Determination of limiting factors in a novel superconcentration-granulation based dairy powder manufacturing process

International audience; An innovative approach based on superconcentration and granulation was investigated to manufacture dairy ingredients at lab-scale. A wet mass characterization technique, which measured agitator current consumption, was developed to study cohesiveness of super-concentrated products at various dry matter (DM) contents. For all ingredients, a composition-dependent cohesive phase was observed as DM increased, which was typified by a sharp rise and subsequent fall in power consumption. The effect of powder back-mixing on granulation was studied using three superconcentrate:powder (w/w) ratios (1:0.8, 1:1 and 1:1.2, respectively). Minimum powder addition rate for successful granulation was related to DM content at the end of the cohesive phase.
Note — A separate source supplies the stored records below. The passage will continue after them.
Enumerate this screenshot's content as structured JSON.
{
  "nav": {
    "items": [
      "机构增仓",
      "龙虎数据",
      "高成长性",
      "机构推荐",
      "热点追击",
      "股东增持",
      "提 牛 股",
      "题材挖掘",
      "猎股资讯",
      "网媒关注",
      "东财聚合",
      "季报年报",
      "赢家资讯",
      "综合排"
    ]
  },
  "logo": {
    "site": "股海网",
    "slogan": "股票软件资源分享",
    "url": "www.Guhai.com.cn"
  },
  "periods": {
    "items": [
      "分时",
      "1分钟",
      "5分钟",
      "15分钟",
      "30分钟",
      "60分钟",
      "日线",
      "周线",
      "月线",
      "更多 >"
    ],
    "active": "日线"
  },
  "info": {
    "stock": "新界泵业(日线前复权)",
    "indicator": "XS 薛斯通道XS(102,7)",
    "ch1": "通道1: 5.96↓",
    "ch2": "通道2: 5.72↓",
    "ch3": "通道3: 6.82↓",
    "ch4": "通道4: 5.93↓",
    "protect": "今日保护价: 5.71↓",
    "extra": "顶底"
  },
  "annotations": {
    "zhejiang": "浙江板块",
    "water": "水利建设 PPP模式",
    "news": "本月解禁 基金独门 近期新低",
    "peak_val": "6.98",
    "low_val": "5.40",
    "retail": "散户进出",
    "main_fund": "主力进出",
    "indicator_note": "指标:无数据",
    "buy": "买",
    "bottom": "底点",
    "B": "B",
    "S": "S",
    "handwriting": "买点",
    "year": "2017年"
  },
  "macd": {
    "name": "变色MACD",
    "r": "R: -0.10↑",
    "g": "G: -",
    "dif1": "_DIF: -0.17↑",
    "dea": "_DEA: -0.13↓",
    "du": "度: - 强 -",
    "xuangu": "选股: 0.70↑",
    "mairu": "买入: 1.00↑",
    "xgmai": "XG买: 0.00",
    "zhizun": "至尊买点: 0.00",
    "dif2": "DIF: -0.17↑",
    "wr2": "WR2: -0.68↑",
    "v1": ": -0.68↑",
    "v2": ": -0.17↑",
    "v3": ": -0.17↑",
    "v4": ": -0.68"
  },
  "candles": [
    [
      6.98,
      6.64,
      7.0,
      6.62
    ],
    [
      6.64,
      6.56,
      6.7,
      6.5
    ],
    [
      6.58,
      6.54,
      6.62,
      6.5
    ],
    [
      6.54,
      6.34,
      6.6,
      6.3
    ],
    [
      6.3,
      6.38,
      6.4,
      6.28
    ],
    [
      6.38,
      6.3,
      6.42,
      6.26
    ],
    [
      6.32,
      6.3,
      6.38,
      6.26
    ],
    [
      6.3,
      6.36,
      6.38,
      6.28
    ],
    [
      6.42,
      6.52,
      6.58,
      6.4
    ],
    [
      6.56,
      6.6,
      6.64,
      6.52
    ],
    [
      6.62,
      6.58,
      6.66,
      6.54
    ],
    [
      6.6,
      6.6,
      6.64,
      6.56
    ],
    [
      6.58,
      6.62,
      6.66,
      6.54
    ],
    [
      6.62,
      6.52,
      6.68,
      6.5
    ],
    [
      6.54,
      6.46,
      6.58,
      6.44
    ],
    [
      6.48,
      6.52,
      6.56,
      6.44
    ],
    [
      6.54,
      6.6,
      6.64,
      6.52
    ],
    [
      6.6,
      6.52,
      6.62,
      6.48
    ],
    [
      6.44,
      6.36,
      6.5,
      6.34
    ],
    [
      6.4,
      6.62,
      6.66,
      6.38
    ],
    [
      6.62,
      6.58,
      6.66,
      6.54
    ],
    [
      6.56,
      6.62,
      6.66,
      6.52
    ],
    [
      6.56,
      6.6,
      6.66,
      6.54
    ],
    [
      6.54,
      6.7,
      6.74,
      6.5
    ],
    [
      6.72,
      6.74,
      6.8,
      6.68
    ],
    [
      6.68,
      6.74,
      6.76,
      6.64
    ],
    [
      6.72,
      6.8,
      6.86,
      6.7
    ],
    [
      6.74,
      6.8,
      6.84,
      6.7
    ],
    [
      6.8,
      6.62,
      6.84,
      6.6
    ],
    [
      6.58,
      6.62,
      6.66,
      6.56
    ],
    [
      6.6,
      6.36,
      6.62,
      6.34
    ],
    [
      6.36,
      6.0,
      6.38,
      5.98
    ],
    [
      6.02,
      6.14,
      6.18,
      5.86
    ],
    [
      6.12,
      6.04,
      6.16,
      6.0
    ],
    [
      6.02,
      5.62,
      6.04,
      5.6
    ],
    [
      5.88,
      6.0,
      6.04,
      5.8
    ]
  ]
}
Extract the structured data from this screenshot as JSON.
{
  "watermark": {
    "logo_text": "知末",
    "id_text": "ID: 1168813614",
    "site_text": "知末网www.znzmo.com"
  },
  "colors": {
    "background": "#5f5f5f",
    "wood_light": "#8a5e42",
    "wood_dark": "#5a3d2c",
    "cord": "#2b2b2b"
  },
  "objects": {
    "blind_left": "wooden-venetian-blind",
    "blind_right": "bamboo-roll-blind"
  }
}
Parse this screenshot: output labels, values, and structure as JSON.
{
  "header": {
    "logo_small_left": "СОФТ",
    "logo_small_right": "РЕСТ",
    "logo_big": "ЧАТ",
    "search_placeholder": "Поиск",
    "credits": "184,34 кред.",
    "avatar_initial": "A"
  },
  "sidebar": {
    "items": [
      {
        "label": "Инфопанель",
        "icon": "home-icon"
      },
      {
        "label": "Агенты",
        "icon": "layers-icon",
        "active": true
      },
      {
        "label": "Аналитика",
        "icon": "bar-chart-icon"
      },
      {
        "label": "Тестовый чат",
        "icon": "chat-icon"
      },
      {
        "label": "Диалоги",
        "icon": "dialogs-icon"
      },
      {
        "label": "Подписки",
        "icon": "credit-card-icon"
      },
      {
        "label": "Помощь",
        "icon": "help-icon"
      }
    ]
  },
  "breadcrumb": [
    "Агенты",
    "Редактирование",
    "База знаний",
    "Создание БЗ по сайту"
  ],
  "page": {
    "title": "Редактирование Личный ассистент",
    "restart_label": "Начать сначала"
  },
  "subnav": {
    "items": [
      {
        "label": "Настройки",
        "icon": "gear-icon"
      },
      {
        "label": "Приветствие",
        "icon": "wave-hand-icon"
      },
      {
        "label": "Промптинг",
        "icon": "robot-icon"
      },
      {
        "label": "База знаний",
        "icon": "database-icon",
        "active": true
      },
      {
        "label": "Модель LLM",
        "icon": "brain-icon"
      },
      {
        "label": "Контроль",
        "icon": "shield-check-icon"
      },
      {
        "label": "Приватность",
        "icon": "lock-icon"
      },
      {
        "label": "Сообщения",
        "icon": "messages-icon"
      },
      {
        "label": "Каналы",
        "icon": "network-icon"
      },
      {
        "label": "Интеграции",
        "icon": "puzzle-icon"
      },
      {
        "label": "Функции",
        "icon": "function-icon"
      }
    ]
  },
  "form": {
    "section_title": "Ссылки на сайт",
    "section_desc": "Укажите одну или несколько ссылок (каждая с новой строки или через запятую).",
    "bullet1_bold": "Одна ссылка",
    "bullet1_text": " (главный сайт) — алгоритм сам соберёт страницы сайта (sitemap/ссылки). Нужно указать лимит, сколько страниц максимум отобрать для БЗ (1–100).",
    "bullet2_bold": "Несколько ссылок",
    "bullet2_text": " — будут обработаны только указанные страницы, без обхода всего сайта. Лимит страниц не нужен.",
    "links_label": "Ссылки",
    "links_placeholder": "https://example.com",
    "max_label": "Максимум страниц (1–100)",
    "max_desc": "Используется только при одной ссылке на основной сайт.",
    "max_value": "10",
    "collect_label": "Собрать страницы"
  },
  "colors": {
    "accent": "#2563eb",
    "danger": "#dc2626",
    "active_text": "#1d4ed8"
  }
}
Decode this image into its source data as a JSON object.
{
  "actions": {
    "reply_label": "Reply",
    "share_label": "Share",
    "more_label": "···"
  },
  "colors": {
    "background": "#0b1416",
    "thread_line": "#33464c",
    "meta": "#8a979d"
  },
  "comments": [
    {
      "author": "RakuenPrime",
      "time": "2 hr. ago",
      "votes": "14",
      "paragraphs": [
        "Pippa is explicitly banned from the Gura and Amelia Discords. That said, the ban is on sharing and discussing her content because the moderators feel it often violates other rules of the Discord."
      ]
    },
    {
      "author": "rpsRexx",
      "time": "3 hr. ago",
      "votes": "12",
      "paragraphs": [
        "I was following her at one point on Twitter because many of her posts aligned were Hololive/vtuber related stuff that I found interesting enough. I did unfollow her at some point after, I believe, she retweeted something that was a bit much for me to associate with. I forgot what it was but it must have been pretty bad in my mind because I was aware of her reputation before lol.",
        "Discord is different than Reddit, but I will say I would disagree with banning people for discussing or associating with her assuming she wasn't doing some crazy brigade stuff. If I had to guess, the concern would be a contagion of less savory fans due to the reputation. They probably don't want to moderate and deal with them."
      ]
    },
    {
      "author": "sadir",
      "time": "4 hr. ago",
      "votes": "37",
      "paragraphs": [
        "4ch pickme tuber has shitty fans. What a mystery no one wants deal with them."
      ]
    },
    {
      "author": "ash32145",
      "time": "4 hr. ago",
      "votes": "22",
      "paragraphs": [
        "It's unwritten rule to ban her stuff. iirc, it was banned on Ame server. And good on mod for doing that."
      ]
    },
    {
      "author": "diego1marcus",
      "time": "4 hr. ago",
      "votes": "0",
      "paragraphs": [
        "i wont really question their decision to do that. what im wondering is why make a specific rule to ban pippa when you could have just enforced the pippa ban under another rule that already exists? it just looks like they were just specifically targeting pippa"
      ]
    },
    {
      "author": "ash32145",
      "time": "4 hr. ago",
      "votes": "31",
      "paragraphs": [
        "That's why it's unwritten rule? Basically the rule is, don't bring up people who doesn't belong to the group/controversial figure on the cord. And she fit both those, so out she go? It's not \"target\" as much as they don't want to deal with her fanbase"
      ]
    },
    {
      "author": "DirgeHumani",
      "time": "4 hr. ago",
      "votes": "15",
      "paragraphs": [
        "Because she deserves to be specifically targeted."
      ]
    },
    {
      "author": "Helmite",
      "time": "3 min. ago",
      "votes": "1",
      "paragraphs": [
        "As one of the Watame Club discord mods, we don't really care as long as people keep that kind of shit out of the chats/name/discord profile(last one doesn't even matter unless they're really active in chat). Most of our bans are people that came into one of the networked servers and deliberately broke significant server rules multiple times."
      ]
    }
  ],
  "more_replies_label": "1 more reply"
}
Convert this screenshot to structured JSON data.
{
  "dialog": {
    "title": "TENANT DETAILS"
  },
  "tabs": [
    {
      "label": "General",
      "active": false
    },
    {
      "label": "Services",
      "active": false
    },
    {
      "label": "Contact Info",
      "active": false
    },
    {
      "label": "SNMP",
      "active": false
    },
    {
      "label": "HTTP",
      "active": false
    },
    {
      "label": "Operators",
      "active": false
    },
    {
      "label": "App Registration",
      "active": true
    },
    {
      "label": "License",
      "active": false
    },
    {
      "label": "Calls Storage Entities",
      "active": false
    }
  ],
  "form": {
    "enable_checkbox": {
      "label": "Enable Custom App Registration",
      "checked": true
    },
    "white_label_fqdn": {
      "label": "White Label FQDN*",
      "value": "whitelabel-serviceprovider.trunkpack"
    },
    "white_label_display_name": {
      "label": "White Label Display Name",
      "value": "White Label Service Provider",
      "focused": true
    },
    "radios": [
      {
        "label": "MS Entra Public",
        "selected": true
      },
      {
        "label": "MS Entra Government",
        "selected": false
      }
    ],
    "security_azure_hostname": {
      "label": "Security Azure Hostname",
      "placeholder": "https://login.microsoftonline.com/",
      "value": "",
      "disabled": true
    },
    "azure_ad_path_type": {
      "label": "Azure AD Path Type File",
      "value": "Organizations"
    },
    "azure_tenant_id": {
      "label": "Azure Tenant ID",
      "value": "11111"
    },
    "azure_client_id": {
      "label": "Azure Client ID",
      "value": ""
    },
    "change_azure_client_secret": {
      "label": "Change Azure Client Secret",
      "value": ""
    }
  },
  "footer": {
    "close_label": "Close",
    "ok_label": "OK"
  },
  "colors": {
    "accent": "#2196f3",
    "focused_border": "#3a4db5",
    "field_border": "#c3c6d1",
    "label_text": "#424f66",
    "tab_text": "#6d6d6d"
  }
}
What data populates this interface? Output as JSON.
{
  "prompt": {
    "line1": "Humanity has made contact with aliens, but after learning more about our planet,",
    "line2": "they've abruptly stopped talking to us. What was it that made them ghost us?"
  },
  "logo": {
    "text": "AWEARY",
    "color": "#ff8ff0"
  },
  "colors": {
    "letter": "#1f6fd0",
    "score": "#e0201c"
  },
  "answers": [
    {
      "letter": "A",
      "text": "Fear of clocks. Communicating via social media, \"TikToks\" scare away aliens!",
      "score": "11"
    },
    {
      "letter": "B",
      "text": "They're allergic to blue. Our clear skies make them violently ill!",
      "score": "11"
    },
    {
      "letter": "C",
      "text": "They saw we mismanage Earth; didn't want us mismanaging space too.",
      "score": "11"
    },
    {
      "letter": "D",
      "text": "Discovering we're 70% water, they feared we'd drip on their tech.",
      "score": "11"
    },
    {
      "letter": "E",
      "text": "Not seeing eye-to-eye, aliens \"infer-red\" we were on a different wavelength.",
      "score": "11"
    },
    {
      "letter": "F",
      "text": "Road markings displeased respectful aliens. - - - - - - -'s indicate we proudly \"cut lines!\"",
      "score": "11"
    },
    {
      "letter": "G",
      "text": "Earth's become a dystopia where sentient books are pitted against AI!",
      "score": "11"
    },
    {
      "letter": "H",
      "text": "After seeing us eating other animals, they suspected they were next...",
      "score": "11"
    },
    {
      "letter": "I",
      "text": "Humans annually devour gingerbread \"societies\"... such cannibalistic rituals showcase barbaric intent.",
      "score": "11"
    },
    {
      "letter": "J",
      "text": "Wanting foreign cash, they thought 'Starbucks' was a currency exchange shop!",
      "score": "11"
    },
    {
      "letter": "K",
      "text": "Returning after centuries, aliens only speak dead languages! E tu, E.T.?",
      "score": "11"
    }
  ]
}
Granulated powders had larger particle size, higher densities, lower porosities and enhanced flow properties compared to commercial spray-dried powders. The lab-scale model provided useful information on physical properties and limits during superconcentration and granulation, which increases the scientific knowledge relating to this novel powder production approach. Industrial relevance: Spray drying is the most widely utilized powder manufacturing technology in the dairy industry, especially for producing ingredients and nutritional products. It is, however, extremely energy intense and therefore spray drying of high-volume, low-value dairy streams such as permeate represents a poor use of resources for industry. An alternative spray dryer-free process has been developed for such streams, with significant savings. This process is based on superconcentration of streams to DM content in excess of what is typically seen in a spray-drying process (up to 80% w/w DM) followed by granulation achieved by back-mixing of finished product and, finally, drying of granules. However, little information is available on how various dairy ingredients behave in this system. Therefore, a novel lab-scale production model was produced to determine limits of superconcentration and granulation behavior of various ingredients. This work provides vital information and represents the first step in a larger program which will culminate in demonstration of the industrial applicability of the new approach for drying of various dairy streams.